Waging the War on Drugs in Bolivia

TNI
November 2005

 

Waging the War on Drugs in Bolivia
Jacqueline Williams
Washington Office on Latin America (WOLA) April 1997

Introduction

As one of the world's three leading producers of the coca plant and an increasingly important producer of cocaine itself, Bolivia is a linchpin in the US "war on drugs." Levels of US antinarcotics assistance and involvement in Bolivia in recent years provide ample illustration. Since former President Bush launched the Andean Initiative in 1989, Bolivia has received more than $800 million in antinarcotics support and remains one of the top recipients of dwindling US foreign assistance to Latin America. Approximately 64 percent of the assistance over the past 7 years has been dedicated to economic development activities and approximately 36 percent to police and military antinarcotics efforts. (See Annex I for additional data on US assistance.) The US government directly supports roughly a dozen law enforcement agencies or task forces, as well as special task forces of all three branches of the Bolivian armed forces - a veritable narco-law enforcement complex.
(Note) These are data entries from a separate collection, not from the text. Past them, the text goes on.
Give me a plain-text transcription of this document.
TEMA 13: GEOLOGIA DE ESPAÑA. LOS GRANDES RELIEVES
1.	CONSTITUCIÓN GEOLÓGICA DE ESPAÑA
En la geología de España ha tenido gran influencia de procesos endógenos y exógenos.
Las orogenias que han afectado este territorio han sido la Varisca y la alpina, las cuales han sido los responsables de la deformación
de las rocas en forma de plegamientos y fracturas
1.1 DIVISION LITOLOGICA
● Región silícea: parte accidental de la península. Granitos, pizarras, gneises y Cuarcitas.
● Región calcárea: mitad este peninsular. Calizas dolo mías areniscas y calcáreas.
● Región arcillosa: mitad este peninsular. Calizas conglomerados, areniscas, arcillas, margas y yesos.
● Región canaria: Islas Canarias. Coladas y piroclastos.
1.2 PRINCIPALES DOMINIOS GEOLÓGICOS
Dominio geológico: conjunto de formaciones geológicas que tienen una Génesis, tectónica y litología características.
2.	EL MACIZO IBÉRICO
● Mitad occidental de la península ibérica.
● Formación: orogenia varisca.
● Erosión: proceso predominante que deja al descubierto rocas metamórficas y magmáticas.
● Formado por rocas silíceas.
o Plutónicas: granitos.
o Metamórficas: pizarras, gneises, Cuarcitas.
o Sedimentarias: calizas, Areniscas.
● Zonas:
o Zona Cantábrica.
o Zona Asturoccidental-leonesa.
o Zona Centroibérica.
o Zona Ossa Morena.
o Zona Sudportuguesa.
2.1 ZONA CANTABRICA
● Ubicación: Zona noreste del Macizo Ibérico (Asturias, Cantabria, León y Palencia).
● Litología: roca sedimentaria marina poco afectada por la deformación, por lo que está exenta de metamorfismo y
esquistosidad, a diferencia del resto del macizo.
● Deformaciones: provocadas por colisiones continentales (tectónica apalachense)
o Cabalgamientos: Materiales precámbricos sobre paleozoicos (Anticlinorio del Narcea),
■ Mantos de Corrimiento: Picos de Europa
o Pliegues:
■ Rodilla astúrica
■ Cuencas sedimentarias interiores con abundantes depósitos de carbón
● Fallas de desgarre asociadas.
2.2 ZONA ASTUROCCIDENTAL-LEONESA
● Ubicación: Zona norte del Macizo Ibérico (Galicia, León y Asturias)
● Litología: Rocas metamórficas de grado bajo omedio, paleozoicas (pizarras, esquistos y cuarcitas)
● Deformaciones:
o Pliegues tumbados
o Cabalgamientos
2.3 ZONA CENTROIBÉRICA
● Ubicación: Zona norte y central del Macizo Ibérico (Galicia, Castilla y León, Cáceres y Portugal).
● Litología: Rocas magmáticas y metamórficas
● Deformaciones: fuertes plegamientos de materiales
In addition to development assistance, the US government's economic assistance to
Bolivia targets a range of important reform efforts undertaken by the Sánchez de Lozada government, including areas such as judicial reform and decentralization through the Popular Participation Law. This report, however, focuses on US antinarcotics assistance for drug enforcement efforts - by far the most controversial element of US policy toward Bolivia - which generates significant tension in bilateral relations and anti-American sentiment among the Bolivian population. US antinarcotics efforts in the Bolivian Chapare are dramatically felt on the ground by those with the least say in the policy's implementation.

The purpose of this report is three-fold: to provide a sense of the political dynamics
around the drug issue in Bolivia and in US-Bolivian relations; to provide an overview of the counternarcotics law enforcement complex that spans dozens of US and Bolivian military and police units; and finally to lay out some of the pressing human rights concerns related to the US drug war in Bolivia.